Farmers and River Protectors Take State Back to Court to Stop Mega-Chicken Factory Farm
31 December 2024, Oregon: Today, local farmer and river protection groups filed an updated challenge to the Oregon Department of Agriculture’s (ODA) individual water quality permit to J-S Ranch, a mega-chicken production facility capable of raising 3.5 million broiler chickens per year. The permit allows construction and operation of the large factory farm in the sensitive area of the Wiseman Island reach of the North Santiam River. The newly issued permit requires only minor improvements to the operation and minimal additional monitoring, failing to address most of the issues that brought farmers and community members to court in 2022. The new permit also failed to comply with the current law after SB 85 (the first legislation in decades to reform the regulation of Oregon’s factory farms) was passed in 2023.

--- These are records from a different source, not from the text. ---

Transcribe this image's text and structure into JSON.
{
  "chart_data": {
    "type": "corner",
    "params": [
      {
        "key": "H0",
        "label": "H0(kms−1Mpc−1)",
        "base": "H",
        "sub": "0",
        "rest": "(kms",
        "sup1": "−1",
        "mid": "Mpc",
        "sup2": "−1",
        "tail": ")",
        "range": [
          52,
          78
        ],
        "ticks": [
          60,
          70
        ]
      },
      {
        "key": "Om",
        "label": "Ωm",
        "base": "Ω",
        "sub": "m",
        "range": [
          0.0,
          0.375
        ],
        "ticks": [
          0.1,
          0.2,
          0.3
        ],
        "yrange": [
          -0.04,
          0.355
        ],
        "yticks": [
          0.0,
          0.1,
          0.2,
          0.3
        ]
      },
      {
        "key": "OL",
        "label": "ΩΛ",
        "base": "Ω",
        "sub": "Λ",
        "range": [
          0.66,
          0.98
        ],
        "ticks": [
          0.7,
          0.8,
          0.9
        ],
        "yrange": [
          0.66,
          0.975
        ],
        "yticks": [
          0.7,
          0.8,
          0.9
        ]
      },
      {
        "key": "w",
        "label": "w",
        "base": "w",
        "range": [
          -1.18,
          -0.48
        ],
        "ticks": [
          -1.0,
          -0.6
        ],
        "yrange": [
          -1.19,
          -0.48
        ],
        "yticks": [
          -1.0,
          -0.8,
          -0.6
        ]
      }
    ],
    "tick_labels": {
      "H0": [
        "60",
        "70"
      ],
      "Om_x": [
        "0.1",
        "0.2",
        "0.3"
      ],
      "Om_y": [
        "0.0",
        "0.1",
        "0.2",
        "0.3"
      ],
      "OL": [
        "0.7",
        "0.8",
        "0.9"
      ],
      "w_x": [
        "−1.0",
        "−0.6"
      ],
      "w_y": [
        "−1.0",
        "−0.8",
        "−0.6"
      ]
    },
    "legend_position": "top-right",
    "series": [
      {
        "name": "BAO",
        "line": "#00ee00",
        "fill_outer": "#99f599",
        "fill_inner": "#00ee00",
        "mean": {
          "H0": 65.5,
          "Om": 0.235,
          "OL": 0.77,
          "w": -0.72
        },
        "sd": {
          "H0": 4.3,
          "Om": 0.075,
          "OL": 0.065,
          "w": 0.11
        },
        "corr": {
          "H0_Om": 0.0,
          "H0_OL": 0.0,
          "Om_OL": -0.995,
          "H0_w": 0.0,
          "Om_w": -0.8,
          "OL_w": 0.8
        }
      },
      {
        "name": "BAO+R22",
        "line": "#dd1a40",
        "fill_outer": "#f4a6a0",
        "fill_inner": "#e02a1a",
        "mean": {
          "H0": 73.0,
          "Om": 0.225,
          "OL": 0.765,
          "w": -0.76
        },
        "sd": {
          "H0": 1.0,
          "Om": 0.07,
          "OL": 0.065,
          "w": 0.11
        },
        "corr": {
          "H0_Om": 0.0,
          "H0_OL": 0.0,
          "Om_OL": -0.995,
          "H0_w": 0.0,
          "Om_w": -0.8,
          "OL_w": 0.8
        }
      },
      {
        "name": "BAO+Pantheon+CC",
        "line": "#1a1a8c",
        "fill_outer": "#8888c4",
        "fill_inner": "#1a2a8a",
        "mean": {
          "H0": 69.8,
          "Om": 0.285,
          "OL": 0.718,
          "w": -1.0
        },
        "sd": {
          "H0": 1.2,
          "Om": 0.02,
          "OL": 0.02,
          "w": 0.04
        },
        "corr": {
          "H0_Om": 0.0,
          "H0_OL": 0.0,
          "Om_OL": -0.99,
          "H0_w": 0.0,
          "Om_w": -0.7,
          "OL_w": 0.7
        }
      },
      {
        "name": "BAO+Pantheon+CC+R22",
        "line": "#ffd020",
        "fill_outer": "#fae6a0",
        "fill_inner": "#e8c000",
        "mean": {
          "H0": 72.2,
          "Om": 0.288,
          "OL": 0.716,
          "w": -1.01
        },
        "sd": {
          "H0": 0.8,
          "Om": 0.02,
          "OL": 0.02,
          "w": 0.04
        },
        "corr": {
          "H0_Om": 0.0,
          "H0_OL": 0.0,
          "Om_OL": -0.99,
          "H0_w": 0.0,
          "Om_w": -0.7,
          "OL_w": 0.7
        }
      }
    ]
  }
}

“The state is giving J-S Ranch a pass from complying with our hard-passed updated rules for CAFOs, despite the operation being so close to the North Santiam River, neighboring homes, and likely to pollute ground and surface waters in this very wet area,” said Amy van Saun, attorney for the petitioners. “ODA cannot define away the will of the community, which passed a one-mile setback for new large chicken CAFOs, and we will fight for their rights in court.”
Once constructed, J-S Ranch will collect, store, and export massive quantities of livestock waste—approximately 4,500 tons of manure-laced chicken litter a year—while blowing tons of ammonia and dust from the chicken litter out of its barns located just 1/4 of a mile from the river. Despite the strenuous objections of community members and concerns of surface and groundwater pollution from the proposed facility, ODA issued only a general groundwater quality permit for the mega chicken factory in May 2022. Two years later, ODA voluntarily withdrew the permit for reconsideration on the eve of trial in litigation brought by community farmer and environmental groups, including Farmers Against Foster Farms, Friends of Family Farmers, Willamette Riverkeeper, and farmer and neighbor Christina Eastman.
On October 31, 2024, ODA issued a new Large Tier II Individual NPDES Permit to J-S Ranch, without addressing these groups’ concerns, including pollution of groundwater (used by neighboring farmers) and nearby rivers, including the North Santiam River and the South Santiam River and tributaries, which all provide recreation and wildlife habitat. Again, the state denied that air-borne ammonia and dust from the chicken houses deposited in the North Santiam is a water quality issue, and continues to claim that groundwater pollution will not occur despite making no changes to the infrastructure of the chicken barns. Further, despite the new permit being issued after SB 85 and after Linn County’s one-mile setback rule, the agencies claim that J-S Ranch is an existing CAFO, despite the facility not yet being built – much less operated with livestock.
The second amended petition filed today challenges the unaddressed issues as well as these new deficiencies in the permit, and ODA’s rule defining “New CAFO” that improperly includes J-S Ranch merely because it was previously permitted, despite never being in operation.
The plaintiffs are represented jointly by the Center for Food Safety and Sugarman Dahab law firm.